Poster Presentation

Tuesday, November 6, 2007
9:45 AM - 11:00 AM

Tuesday, November 6, 2007
1:00 PM - 2:15 PM
This presentation is part of : Leadership Posters
Quality-Based Strategic Planning in a New Master's Entry Clinical Nurse Leader Program
Gail Schoen Lemaire, PHD, APRN, BC, Department of Family and Community Health: Psychiatric and Mental Health Nursing, University of Maryland, School of Nursing, Baltimore, MD, USA
Learning Objective #1: describe essential characteristics of anticipated outcomes within a planned quality based strategic approach to continuous quality improvement in a Master’s Entry Clinical Nurse Leader Program.
Learning Objective #2: discuss the application of nine essential elements of quality based strategic planning to continuous quality improvement within an entry-level master’s Clinical Nurse Leader Program.
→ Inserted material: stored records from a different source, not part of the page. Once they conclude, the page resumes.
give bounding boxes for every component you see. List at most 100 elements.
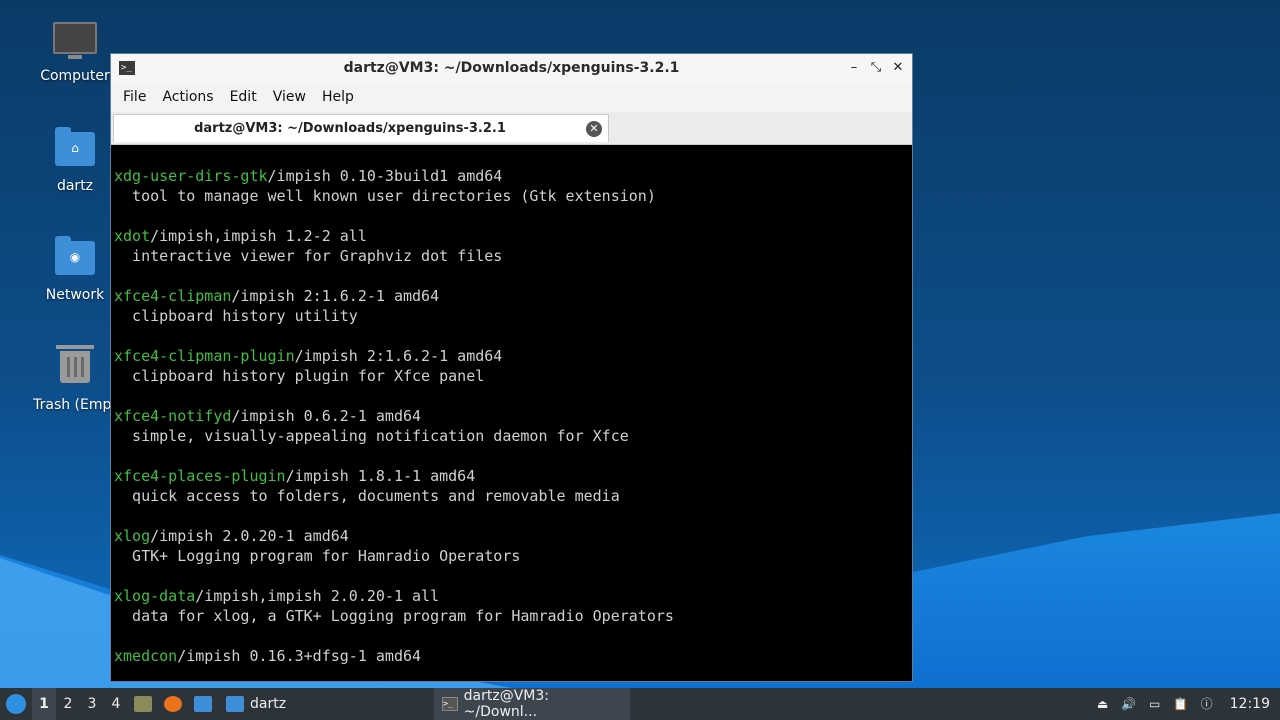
package-name: xdot <box>114 227 151 245</box>
terminal-line: xfce4-notifyd/impish 0.6.2-1 amd64 <box>114 406 910 426</box>
line-text: /impish 2:1.6.2-1 amd64 <box>231 287 440 305</box>
workspace-3[interactable]: 3 <box>80 688 104 720</box>
workspace-2[interactable]: 2 <box>56 688 80 720</box>
line-text: GTK+ Logging program for Hamradio Operat… <box>114 547 521 565</box>
menu-help[interactable]: Help <box>314 89 362 105</box>
menubar: File Actions Edit View Help <box>111 82 912 112</box>
desktop-icon-label: Computer <box>40 68 110 84</box>
line-text: /impish 2:1.6.2-1 amd64 <box>294 347 503 365</box>
clipboard-icon[interactable]: 📋 <box>1172 696 1190 712</box>
trash-icon <box>53 345 97 391</box>
maximize-button[interactable]: ⤡ <box>868 60 884 76</box>
terminal-line: xfce4-places-plugin/impish 1.8.1-1 amd64 <box>114 466 910 486</box>
system-tray: ⏏ 🔊 ▭ 📋 ⓘ 12:19 <box>1094 696 1280 712</box>
volume-icon[interactable]: 🔊 <box>1120 696 1138 712</box>
line-text: quick access to folders, documents and r… <box>114 487 620 505</box>
terminal-line: clipboard history utility <box>114 306 910 326</box>
terminal-line: tool to manage well known user directori… <box>114 186 910 206</box>
task-terminal[interactable]: >_ dartz@VM3: ~/Downl... <box>434 688 631 720</box>
menu-edit[interactable]: Edit <box>222 89 265 105</box>
line-text: simple, visually-appealing notification … <box>114 427 629 445</box>
desktop-icon-home[interactable]: ⌂ dartz <box>30 127 120 194</box>
desktop-icon-computer[interactable]: Computer <box>30 20 120 84</box>
line-text: /impish 0.6.2-1 amd64 <box>231 407 422 425</box>
computer-icon <box>53 22 97 62</box>
terminal-line: xfce4-clipman/impish 2:1.6.2-1 amd64 <box>114 286 910 306</box>
terminal-line: data for xlog, a GTK+ Logging program fo… <box>114 606 910 626</box>
terminal-window[interactable]: >_ dartz@VM3: ~/Downloads/xpenguins-3.2.… <box>110 53 913 682</box>
tab-title: dartz@VM3: ~/Downloads/xpenguins-3.2.1 <box>194 121 506 136</box>
app-menu-button[interactable] <box>0 688 32 720</box>
desktop-icon-label: Network <box>45 287 105 303</box>
minimize-button[interactable]: – <box>846 60 862 76</box>
task-home-folder[interactable]: dartz <box>218 688 294 720</box>
menu-file[interactable]: File <box>115 89 154 105</box>
terminal-icon: >_ <box>442 697 458 711</box>
package-name: xfce4-clipman-plugin <box>114 347 295 365</box>
firefox-icon[interactable] <box>164 696 182 712</box>
terminal-line: simple, visually-appealing notification … <box>114 426 910 446</box>
terminal-line: xmedcon/impish 0.16.3+dfsg-1 amd64 <box>114 646 910 666</box>
menu-view[interactable]: View <box>265 89 314 105</box>
task-label: dartz@VM3: ~/Downl... <box>463 688 549 720</box>
line-text: clipboard history utility <box>114 307 358 325</box>
show-desktop-icon[interactable] <box>134 696 152 712</box>
line-text: /impish,impish 1.2-2 all <box>150 227 367 245</box>
terminal-line: xlog-data/impish,impish 2.0.20-1 all <box>114 586 910 606</box>
eject-icon[interactable]: ⏏ <box>1094 696 1112 712</box>
menu-actions[interactable]: Actions <box>154 89 221 105</box>
network-folder-icon: ◉ <box>53 236 97 281</box>
workspace-4[interactable]: 4 <box>104 688 128 720</box>
terminal-output[interactable]: xdg-user-dirs-gtk/impish 0.10-3build1 am… <box>114 156 910 679</box>
task-label: dartz <box>250 696 287 712</box>
tab-close-icon[interactable]: ✕ <box>586 120 602 137</box>
package-name: xmedcon <box>114 647 178 665</box>
network-indicator-icon[interactable]: ▭ <box>1146 696 1164 712</box>
terminal-line: quick access to folders, documents and r… <box>114 486 910 506</box>
lubuntu-logo-icon <box>6 694 26 714</box>
line-text: /impish 0.10-3build1 amd64 <box>267 167 503 185</box>
close-button[interactable]: ✕ <box>890 60 906 76</box>
line-text: data for xlog, a GTK+ Logging program fo… <box>114 607 674 625</box>
line-text: /impish 0.16.3+dfsg-1 amd64 <box>177 647 422 665</box>
terminal-line: clipboard history plugin for Xfce panel <box>114 366 910 386</box>
home-folder-icon: ⌂ <box>53 127 97 172</box>
file-manager-icon[interactable] <box>194 696 212 712</box>
package-name: xlog <box>114 527 151 545</box>
terminal-line: xdot/impish,impish 1.2-2 all <box>114 226 910 246</box>
window-titlebar[interactable]: >_ dartz@VM3: ~/Downloads/xpenguins-3.2.… <box>111 54 912 82</box>
line-text: interactive viewer for Graphviz dot file… <box>114 247 503 265</box>
folder-icon <box>226 696 244 712</box>
window-title: dartz@VM3: ~/Downloads/xpenguins-3.2.1 <box>343 60 680 76</box>
terminal-tab[interactable]: dartz@VM3: ~/Downloads/xpenguins-3.2.1 ✕ <box>113 114 609 142</box>
desktop-icon-label: Trash (Empt <box>33 397 117 413</box>
desktop-icon-label: dartz <box>56 178 94 194</box>
update-notifier-icon[interactable]: ⓘ <box>1198 696 1216 712</box>
terminal-line: interactive viewer for Graphviz dot file… <box>114 246 910 266</box>
line-text: /impish 1.8.1-1 amd64 <box>285 467 476 485</box>
terminal-line: GTK+ Logging program for Hamradio Operat… <box>114 546 910 566</box>
package-name: xfce4-places-plugin <box>114 467 286 485</box>
package-name: xdg-user-dirs-gtk <box>114 167 268 185</box>
package-name: xfce4-notifyd <box>114 407 232 425</box>
clock[interactable]: 12:19 <box>1230 696 1270 712</box>
tab-bar: dartz@VM3: ~/Downloads/xpenguins-3.2.1 ✕ <box>111 112 912 145</box>
workspace-1[interactable]: 1 <box>32 688 56 720</box>
line-text: /impish 2.0.20-1 amd64 <box>150 527 349 545</box>
taskbar: 1 2 3 4 dartz >_ dartz@VM3: ~/Downl... ⏏… <box>0 688 1280 720</box>
line-text: /impish,impish 2.0.20-1 all <box>195 587 440 605</box>
package-name: xlog-data <box>114 587 196 605</box>
terminal-app-icon[interactable]: >_ <box>119 61 135 75</box>
terminal-line: xfce4-clipman-plugin/impish 2:1.6.2-1 am… <box>114 346 910 366</box>
desktop-icon-trash[interactable]: Trash (Empt <box>30 345 120 413</box>
desktop-icon-network[interactable]: ◉ Network <box>30 236 120 303</box>
line-text: tool to manage well known user directori… <box>114 187 656 205</box>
Leadership in educational program development requires a strategic approach that is responsive to changes within the health care system and the nursing profession and their impact on program capacity to provide quality, cost-effective nursing education. The University of Maryland School of Nursing (UMSON), as part of the American Association of Colleges of Nursing Clinical Nurse Leader (CNL) project, has developed a master’s entry into nursing program for students with a previous bachelor’s degree in a non-nursing discipline. A continuous quality improvement strategy is being created to deal with the ‘growing pains’ of this new Program and encourage collaboration, teamwork, problem solving, and ongoing process improvement. This quality based strategic planning (QBSP) approach synthesized by Horak (1997) from diverse strategic planning and quality improvement models, will direct activities toward positive outcomes for students, faculty, staff, and community stakeholders (patients and health care agencies). A focused, quality improvement approach can generate effective goal-directed strategies by assuring that planned outcomes meet seven key elements. These elements include durability, improvement over previously identified outcomes, stated direction, flexibility, priority focus, interdependence, and fundamental value relative to Program vision, mission, philosophy, function, goals, and objectives. The QBSP approach is systematic, customer-focused, and consistent with the UMSON school-wide, learner centered strategic plan. The approach uses the clinical and organizational developmental four-phase model that requires continuous and overlapping assessment, planning, implementation, and evaluation. QBSP provides a framework for action that will result in services that will continue to meet or exceed the expectations of students, patients, faculty, administration, and the community. In addition to the model’s four phases, QBSP is based on nine essential elements that guide strategic action. This presentation will describe The CNL Program’s QBSP approach and elaborate on the application of seven key aspects of planned outcomes and the nine critical elements of QBSP.